With the world gearing up to celebrate the World Organ Donation Day on Tuesday, Punjab has something to add to the cheer. The state’s health and family welfare department has recorded an increase of almost 19% in eye donations, data on its website shows.
The department collected over 1,517 corneas in 2018-19 (April 1 to March 31); in 2017-18, the number was 1,274, which was just 1.3% increase over the 2016-17 figure of 1,257. Ludhiana recorded the highest corneal donations at 382, followed by Amritsar (267) and Jalandhar (173).
Experts have attributed the spurt to a 2015 campaign to clear backlog of cases requiring corneal transplant (keratoplasty). Dr Rakesh Kumar Gupta, director, chemical examiner lab, department of home affairs and justice, Punjab, said, “This campaign was appreciated around the globe and was successful with the help of all stakeholders that includes corneal surgeons, medical officers, NGOs and donors.”
Gupta added that the School of Public Health, PGI Chandigarh, had recently held consultations and proposed Hospital Cornea Retrieval Programme (HCRP) to increase the availability of healthy donor corneas for successful corneal transplantation.
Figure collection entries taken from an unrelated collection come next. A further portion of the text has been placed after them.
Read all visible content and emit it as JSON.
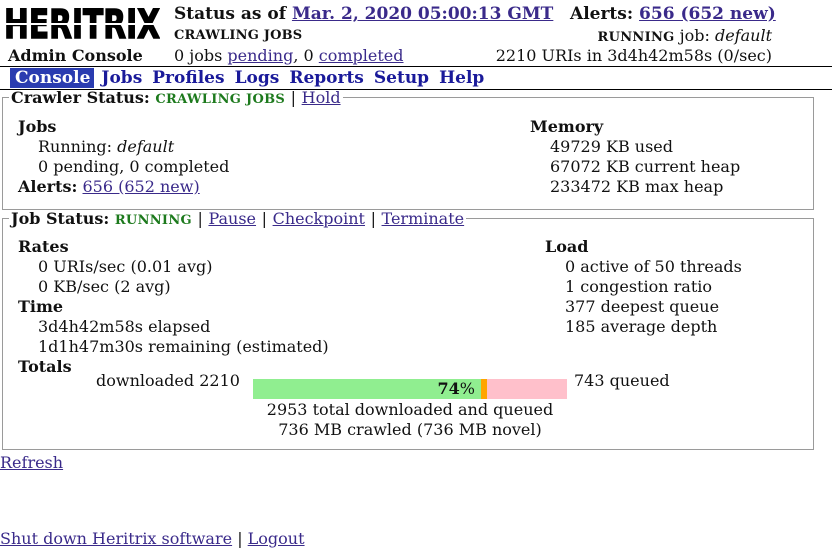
{
  "header": {
    "logo_text": "HERITRIX",
    "admin_console": "Admin Console",
    "status_prefix": "Status as of",
    "status_time": "Mar. 2, 2020 05:00:13 GMT",
    "crawling_state": "CRAWLING JOBS",
    "pending_count": "0 jobs",
    "pending_word": "pending",
    "completed_count": "0",
    "completed_word": "completed",
    "alerts_label": "Alerts:",
    "alerts_value": "656 (652 new)",
    "running_label": "RUNNING",
    "running_job_word": "job:",
    "running_job_name": "default",
    "uris_summary": "2210 URIs in 3d4h42m58s (0/sec)"
  },
  "nav": {
    "items": [
      "Console",
      "Jobs",
      "Profiles",
      "Logs",
      "Reports",
      "Setup",
      "Help"
    ]
  },
  "crawler_status": {
    "label": "Crawler Status:",
    "state": "CRAWLING JOBS",
    "hold_link": "Hold",
    "jobs_heading": "Jobs",
    "running_prefix": "Running:",
    "running_job": "default",
    "pending_completed": "0 pending, 0 completed",
    "alerts_label": "Alerts:",
    "alerts_value": "656 (652 new)",
    "memory_heading": "Memory",
    "memory_used": "49729 KB used",
    "memory_heap": "67072 KB current heap",
    "memory_max": "233472 KB max heap"
  },
  "job_status": {
    "label": "Job Status:",
    "state": "RUNNING",
    "pause_link": "Pause",
    "checkpoint_link": "Checkpoint",
    "terminate_link": "Terminate",
    "rates_heading": "Rates",
    "rate_uris": "0 URIs/sec (0.01 avg)",
    "rate_kb": "0 KB/sec (2 avg)",
    "time_heading": "Time",
    "elapsed": "3d4h42m58s elapsed",
    "remaining": "1d1h47m30s remaining (estimated)",
    "totals_heading": "Totals",
    "load_heading": "Load",
    "active_threads": "0 active of 50 threads",
    "congestion": "1 congestion ratio",
    "deepest_queue": "377 deepest queue",
    "average_depth": "185 average depth",
    "downloaded_label": "downloaded 2210",
    "percent_number": "74",
    "percent_sign": "%",
    "queued_label": "743 queued",
    "total_line": "2953 total downloaded and queued",
    "crawled_line": "736 MB crawled (736 MB novel)"
  },
  "progress": {
    "downloaded_fraction": 0.74,
    "active_fraction": 0.02,
    "done_color": "#90ee90",
    "active_color": "#ffa500",
    "queued_color": "#ffc0cb"
  },
  "links": {
    "refresh": "Refresh",
    "shutdown": "Shut down Heritrix software",
    "separator": "|",
    "logout": "Logout"
  },
  "colors": {
    "nav_active_bg": "#2a3cb0",
    "status_green": "#1d7a1d",
    "link": "#3a2a8a"
  }
}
Under HCRP, eye banks are linked with hospitals and they take steps to approach family members of patients, who die in hospitals to donate eyes. It is an efficient method to increase the availability of good quality transplantable donor corneas, compared to voluntary cornea donation.
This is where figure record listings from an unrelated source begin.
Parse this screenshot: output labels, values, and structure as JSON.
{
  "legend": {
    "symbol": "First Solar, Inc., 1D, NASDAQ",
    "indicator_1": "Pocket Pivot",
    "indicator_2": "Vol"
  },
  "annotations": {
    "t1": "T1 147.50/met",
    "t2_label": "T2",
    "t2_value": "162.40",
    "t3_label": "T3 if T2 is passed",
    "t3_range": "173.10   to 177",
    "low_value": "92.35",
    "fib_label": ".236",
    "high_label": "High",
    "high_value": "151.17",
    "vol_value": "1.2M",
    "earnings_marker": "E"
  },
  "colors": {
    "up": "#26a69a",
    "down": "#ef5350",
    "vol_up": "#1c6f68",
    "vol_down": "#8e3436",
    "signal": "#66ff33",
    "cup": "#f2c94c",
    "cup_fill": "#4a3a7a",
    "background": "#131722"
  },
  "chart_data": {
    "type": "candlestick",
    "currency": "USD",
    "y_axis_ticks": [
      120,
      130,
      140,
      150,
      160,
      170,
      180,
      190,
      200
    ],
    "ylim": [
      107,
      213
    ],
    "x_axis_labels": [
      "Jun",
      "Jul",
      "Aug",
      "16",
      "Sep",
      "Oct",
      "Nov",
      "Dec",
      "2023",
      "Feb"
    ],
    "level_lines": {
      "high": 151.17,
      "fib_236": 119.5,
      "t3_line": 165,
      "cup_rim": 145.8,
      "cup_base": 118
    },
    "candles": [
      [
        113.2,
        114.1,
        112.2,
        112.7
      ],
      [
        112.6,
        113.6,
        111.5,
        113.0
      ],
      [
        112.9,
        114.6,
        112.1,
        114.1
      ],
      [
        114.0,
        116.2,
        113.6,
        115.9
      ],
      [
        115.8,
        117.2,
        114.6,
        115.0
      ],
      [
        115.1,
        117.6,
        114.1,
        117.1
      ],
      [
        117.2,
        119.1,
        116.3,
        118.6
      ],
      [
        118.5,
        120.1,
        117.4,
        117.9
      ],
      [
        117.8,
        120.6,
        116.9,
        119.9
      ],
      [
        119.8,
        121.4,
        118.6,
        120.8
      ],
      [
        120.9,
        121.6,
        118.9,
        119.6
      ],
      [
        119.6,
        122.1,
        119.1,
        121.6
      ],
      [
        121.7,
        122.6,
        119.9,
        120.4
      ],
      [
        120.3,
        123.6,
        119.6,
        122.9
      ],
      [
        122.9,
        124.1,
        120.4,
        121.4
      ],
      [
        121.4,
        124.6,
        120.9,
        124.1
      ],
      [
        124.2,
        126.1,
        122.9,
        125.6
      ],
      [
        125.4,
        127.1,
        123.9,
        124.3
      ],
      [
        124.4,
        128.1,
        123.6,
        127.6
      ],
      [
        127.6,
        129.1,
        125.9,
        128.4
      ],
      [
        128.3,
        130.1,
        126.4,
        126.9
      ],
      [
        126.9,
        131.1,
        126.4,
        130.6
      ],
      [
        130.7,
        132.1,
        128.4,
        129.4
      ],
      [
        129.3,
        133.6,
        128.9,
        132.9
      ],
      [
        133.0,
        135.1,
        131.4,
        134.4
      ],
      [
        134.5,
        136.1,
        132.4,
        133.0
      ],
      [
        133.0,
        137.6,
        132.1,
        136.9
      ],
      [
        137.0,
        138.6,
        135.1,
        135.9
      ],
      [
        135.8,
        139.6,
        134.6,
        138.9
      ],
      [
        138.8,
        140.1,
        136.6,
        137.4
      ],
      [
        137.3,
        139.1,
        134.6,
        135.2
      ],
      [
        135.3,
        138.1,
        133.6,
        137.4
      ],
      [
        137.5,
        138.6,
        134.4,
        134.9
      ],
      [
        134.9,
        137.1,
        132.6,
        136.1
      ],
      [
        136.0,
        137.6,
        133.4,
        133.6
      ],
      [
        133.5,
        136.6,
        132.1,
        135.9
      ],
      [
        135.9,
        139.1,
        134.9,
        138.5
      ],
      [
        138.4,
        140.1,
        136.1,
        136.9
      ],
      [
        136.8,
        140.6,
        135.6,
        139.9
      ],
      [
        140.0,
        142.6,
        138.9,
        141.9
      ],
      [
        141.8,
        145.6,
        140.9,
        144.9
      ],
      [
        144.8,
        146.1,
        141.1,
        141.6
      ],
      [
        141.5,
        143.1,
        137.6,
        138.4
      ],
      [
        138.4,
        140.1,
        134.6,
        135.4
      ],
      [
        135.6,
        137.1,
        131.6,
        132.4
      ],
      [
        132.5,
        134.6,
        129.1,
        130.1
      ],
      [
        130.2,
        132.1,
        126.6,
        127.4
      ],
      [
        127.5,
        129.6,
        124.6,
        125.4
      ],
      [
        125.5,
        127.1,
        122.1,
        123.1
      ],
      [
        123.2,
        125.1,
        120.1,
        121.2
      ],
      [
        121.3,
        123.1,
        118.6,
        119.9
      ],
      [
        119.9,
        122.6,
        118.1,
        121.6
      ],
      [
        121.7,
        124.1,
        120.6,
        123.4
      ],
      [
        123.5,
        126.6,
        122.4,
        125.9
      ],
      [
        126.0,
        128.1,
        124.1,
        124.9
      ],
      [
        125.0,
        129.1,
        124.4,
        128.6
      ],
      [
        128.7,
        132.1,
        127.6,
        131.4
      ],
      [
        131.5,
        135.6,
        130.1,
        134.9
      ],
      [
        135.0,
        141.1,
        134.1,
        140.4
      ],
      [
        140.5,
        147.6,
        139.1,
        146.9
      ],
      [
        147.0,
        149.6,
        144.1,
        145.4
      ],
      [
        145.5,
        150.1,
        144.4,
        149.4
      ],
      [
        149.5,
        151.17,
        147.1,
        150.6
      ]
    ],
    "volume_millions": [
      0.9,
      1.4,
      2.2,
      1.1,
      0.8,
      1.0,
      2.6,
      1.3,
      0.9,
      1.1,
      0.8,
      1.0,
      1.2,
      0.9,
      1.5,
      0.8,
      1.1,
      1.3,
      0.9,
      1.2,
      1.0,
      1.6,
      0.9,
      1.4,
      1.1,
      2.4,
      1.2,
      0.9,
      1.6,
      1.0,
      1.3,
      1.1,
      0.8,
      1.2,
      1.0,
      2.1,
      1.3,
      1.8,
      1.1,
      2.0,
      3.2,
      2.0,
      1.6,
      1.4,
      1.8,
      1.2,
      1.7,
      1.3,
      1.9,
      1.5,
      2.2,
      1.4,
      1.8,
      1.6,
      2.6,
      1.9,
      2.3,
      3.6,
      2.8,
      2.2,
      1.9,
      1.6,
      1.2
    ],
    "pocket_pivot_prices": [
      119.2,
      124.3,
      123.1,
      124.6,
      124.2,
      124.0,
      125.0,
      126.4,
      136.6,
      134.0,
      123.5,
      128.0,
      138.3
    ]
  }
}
It has been recommended that Information, Education and Communication (IEC) material regarding eye donation and list of eye banks be displayed in all government and corporate hospitals and mortuaries. DGPs of all states and UTs may send a circular to all district police heads to allow removal of eyeballs/cornea before post-mortem is undertaken and also motivate families of the deceased and inform a local eye specialist. “There are several other recommendations that are part of the proposal,” he said.
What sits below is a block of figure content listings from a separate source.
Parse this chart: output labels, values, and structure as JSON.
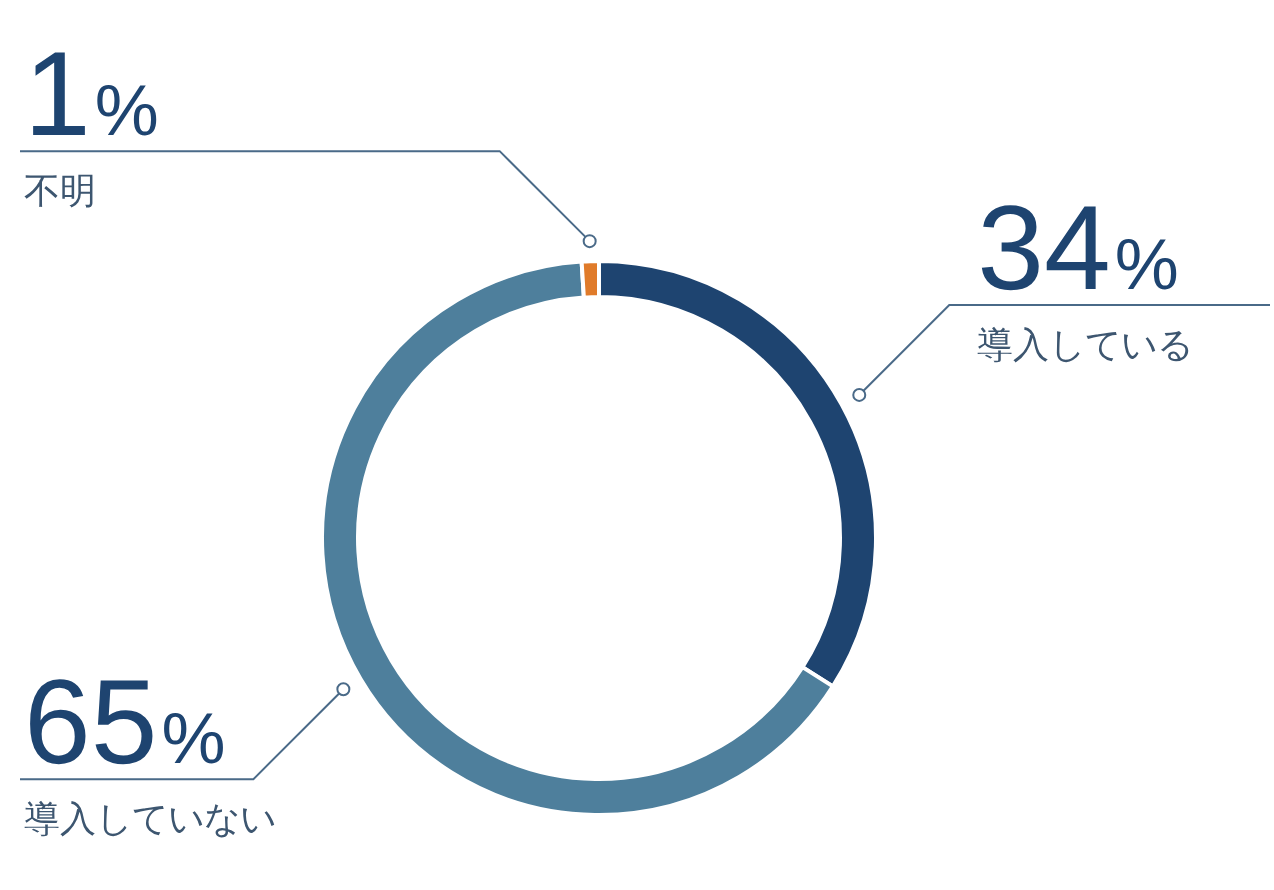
{
  "chart_data": {
    "type": "donut",
    "categories": [
      "導入している",
      "導入していない",
      "不明"
    ],
    "values": [
      34,
      65,
      1
    ],
    "colors": [
      "#1e4470",
      "#4e7f9c",
      "#e07b2a"
    ],
    "value_labels": [
      "34%",
      "65%",
      "1%"
    ]
  }
}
LUDHIANA HAS SURPLUS CORNEAS
The utilisation rate of cornea donated is around 70% in the state, data recorded under the National Programme for Control of Blindness and Visual Impairment shows; 1,035 transplants were done against the 1,500-odd donated. In Ludhiana, the utilisation rate is around 49% with 186 corneal transplantations of 382 eye donations, with not many patients coming forward.
An eye specialist from Ludhiana, Dr Ramesh Chand, who is also associated with the Punarjot Eye Bank Society, said, “We have surplus cornea, but there are few patients for eye transplantation. We are visiting neighbouring states and also generating awareness so that the needy can take benefit.”